Como éstos suelen exhibirse voluntariamente a cambio de una gratificación
económica, convierten su intimidad en un medio para lograr fines ajenos a la
misma, la rebajan de rango, la envilecen, literalmente la prostituyen. Este
verbo español procede del latino “prostituere”, que significa poner en
público, poner en venta.
Los espectadores debemos considerar si es digno participar en tal proceso de
envilecimiento. Recordemos que el sentido del tacto es el más posesivo.
Agarrar algo con la mano y “tenerlo en un puño” es signo de posesión. Al
tacto le sigue en poder posesivo la mirada, que es una especie de tacto a
distancia. “Si no lo veo, no lo creo”, solemos decir, ya que ver equivale a
palpar la realidad de algo. Por eso, dejarse ver es, en cierta medida,
dejarse poseer. Y, viceversa, mirar supone un intento de poseer. Pero
intentar poseer lo que de por sí exige respeto, estima y colaboración
significa un rebajamiento injusto y presenta –como sabemos- una condición
sádica.
Cuando Orfeo –en el conocido mito- recobró a su amada Eurídice del reino de
los muertos, fue advertido de que, para retenerla junto a sí, debería no
mirarle al rostro durante una noche. En la literatura y la mitología, la
noche simboliza un período de prueba. Mirar indica el afán de poseer. El
rostro es el lugar en que vibra el ser entero de una persona. A Orfeo se le
vino a decir que para crear una relación estable, auténtica, con Eurídice
debía renunciar al deseo de poseerla y adoptar una actitud de respeto,
estima y voluntad de colaboración.
Ofrecer a las miradas ajenas las partes íntimas del cuerpo implica dejarse
poseer en lo que tiene uno de más peculiar, propio y personal. Protegerse
pudorosamente de miradas extrañas no indica ñoñería, aceptación de tabúes,
sometimiento a preceptos religiosos irracionales –como se dice a veces
banalmente-. Significa evitar que lo más genuino de la propia persona sea
rebajado de rango y convertido en pasto erótico. El pudor tiene un sentido
eminentemente positivo. No consiste tanto en ocultar una parte de nuestra
superficie corpórea cuanto en salvaguardarnos del uso irrespetuoso,
manipulador, posesivo, de nuestras fuerzas creadoras, a fin de estar
disponibles para la creación de formas elevadas de unidad o encuentro.

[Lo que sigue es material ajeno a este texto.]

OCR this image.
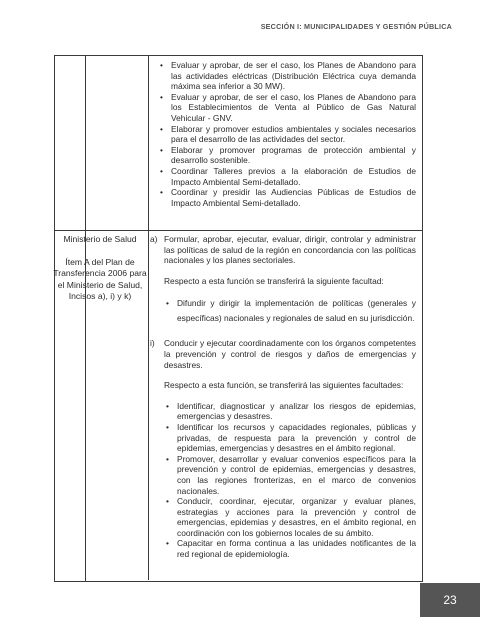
SECCIÓN I: MUNICIPALIDADES Y GESTIÓN PÚBLICA
• Evaluar y aprobar, de ser el caso, los Planes de Abandono para las actividades eléctricas (Distribución Eléctrica cuya demanda máxima sea inferior a 30 MW).
• Evaluar y aprobar, de ser el caso, los Planes de Abandono para los Establecimientos de Venta al Público de Gas Natural Vehicular - GNV.
• Elaborar y promover estudios ambientales y sociales necesarios para el desarrollo de las actividades del sector.
• Elaborar y promover programas de protección ambiental y desarrollo sostenible.
• Coordinar Talleres previos a la elaboración de Estudios de Impacto Ambiental Semi-detallado.
• Coordinar y presidir las Audiencias Públicas de Estudios de Impacto Ambiental Semi-detallado.

Ministerio de Salud

Ítem A del Plan de Transferencia 2006 para el Ministerio de Salud, Incisos a), i) y k)

a) Formular, aprobar, ejecutar, evaluar, dirigir, controlar y administrar las políticas de salud de la región en concordancia con las políticas nacionales y los planes sectoriales.

Respecto a esta función se transferirá la siguiente facultad:

• Difundir y dirigir la implementación de políticas (generales y específicas) nacionales y regionales de salud en su jurisdicción.
i) Conducir y ejecutar coordinadamente con los órganos competentes la prevención y control de riesgos y daños de emergencias y desastres.

Respecto a esta función, se transferirá las siguientes facultades:

• Identificar, diagnosticar y analizar los riesgos de epidemias, emergencias y desastres.
• Identificar los recursos y capacidades regionales, públicas y privadas, de respuesta para la prevención y control de epidemias, emergencias y desastres en el ámbito regional.
• Promover, desarrollar y evaluar convenios específicos para la prevención y control de epidemias, emergencias y desastres, con las regiones fronterizas, en el marco de convenios nacionales.
• Conducir, coordinar, ejecutar, organizar y evaluar planes, estrategias y acciones para la prevención y control de emergencias, epidemias y desastres, en el ámbito regional, en coordinación con los gobiernos locales de su ámbito.
• Capacitar en forma continua a las unidades notificantes de la red regional de epidemiología.
23
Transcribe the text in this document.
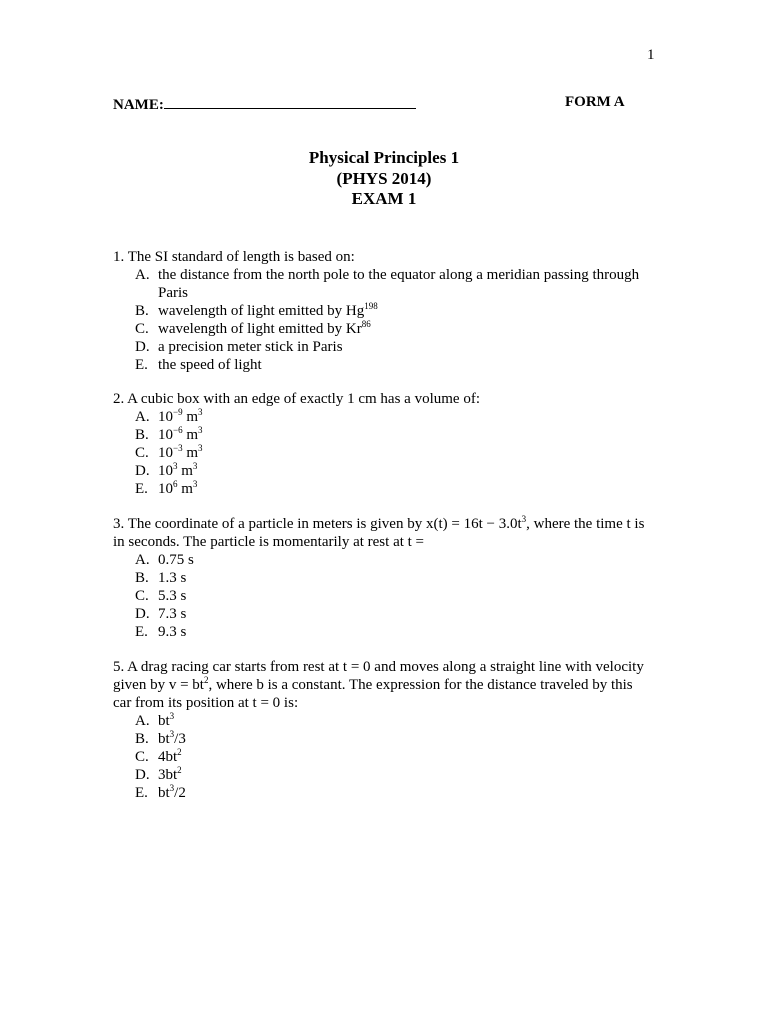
1
NAME:	FORM A
Physical Principles 1
(PHYS 2014)
EXAM 1

1. The SI standard of length is based on:

A. the distance from the north pole to the equator along a meridian passing through Paris
B. wavelength of light emitted by Hg$^{198}$
C. wavelength of light emitted by Kr$^{86}$
D. a precision meter stick in Paris
E. the speed of light

2. A cubic box with an edge of exactly 1 cm has a volume of:

A. $10^{-9}$ $m^3$
B. $10^{-6}$ $m^3$
C. $10^{-3}$ $m^3$
D. $10^3$ $m^3$
E. $10^6$ $m^3$

3. The coordinate of a particle in meters is given by $x(t) = 16t - 3.0t^3$, where the time t is in seconds. The particle is momentarily at rest at t =

A. 0.75 s
B. 1.3 s
C. 5.3 s
D. 7.3 s
E. 9.3 s

5. A drag racing car starts from rest at t = 0 and moves along a straight line with velocity given by $v = bt^2$, where b is a constant. The expression for the distance traveled by this car from its position at t = 0 is:

A. $bt^3$
B. $bt^3/3$
C. $4bt^2$
D. $3bt^2$
E. $bt^3/2$
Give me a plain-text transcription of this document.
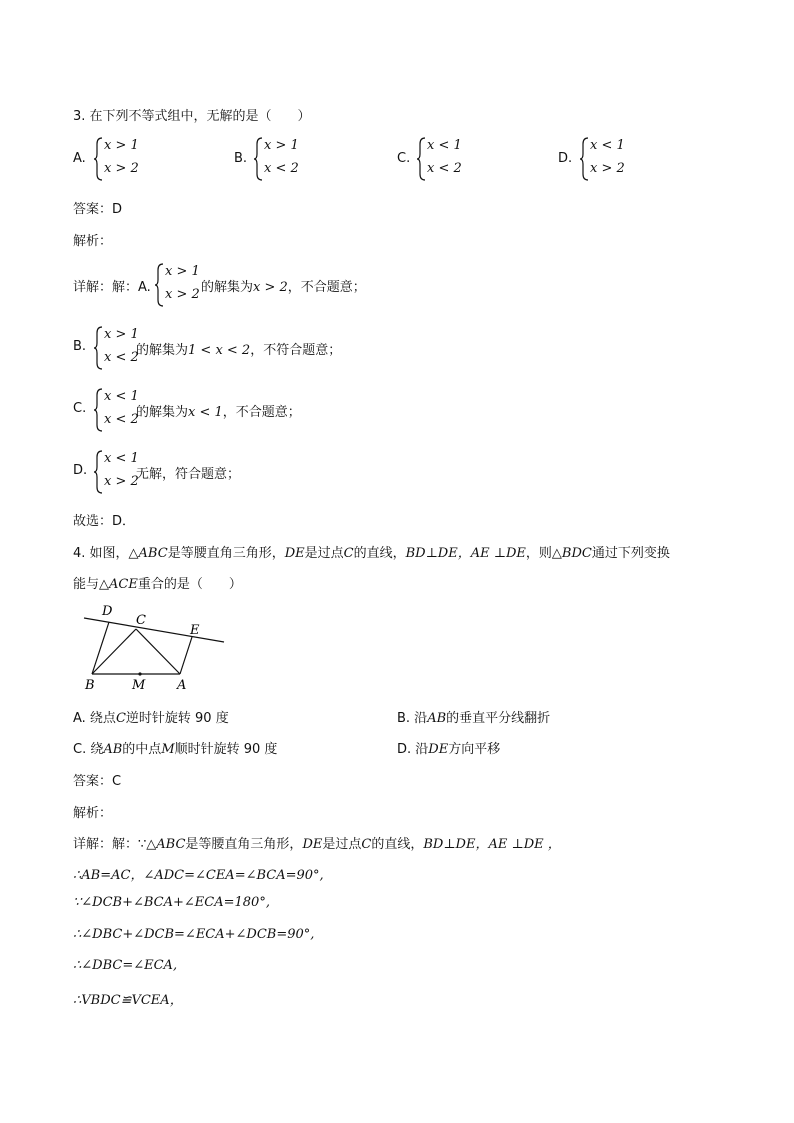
3. 在下列不等式组中，无解的是（　　）
A.
x > 1
x > 2
B.
x > 1
x < 2
C.
x < 1
x < 2
D.
x < 1
x > 2
答案：D
解析：
详解：解：A.
x > 1
x > 2 的解集为x > 2，不合题意；
B.
x > 1
x < 2
的解集为1 < x < 2，不符合题意；
C.
x < 1
x < 2
的解集为x < 1，不合题意；
D.
x < 1
x > 2
无解，符合题意；
故选：D．
4. 如图，△ABC是等腰直角三角形，DE是过点C的直线，BD⊥DE，AE ⊥DE，则△BDC通过下列变换
能与△ACE重合的是（　　）
D
C
E
B	M A
A. 绕点C逆时针旋转 90 度	B. 沿AB的垂直平分线翻折
C. 绕AB的中点M顺时针旋转 90 度	D. 沿DE方向平移
答案：C
解析：
详解：解：∵△ABC是等腰直角三角形，DE是过点C的直线，BD⊥DE，AE ⊥DE ，
∴AB=AC，∠ADC=∠CEA=∠BCA=90°,
∵∠DCB+∠BCA+∠ECA=180°,
∴∠DBC+∠DCB=∠ECA+∠DCB=90°,
∴∠DBC=∠ECA,
∴VBDC≌VCEA，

No tiene el menor sentido afirmar que se practica el exhibicionismo para
“liberarse” de normas y tabúes, porque, si una norma es juiciosa y fomenta
nuestro desarrollo personal, prescindir de ella supone perder todas las
posibilidades creativas que nos otorga. Ofrecer la intimidad a un público
anónimo, como si fuera un mero objeto de contemplación, un espectáculo,
significa renunciar al encuentro personal. Constituye, por tanto, una
degradación.
A tal degradación se exponen quienes contemplan escenas fuertemente eróticas
en las pantallas de televisión o cine. Si alguien piensa que este acto no es
degradante porque las personas contempladas se exhiben libremente a cambio
de una retribución pecuniaria, debe pensar que vender la intimidad significa
rebajar el propio cuerpo a la condición de medio para el logro de un fin. La
consecuencia de este envilecimiento, provocado por el vértigo de la
ambición, es la tristeza y la amargura. Se comprende el rictus amargo de los
rostros que figuran en las imágenes pornográficas.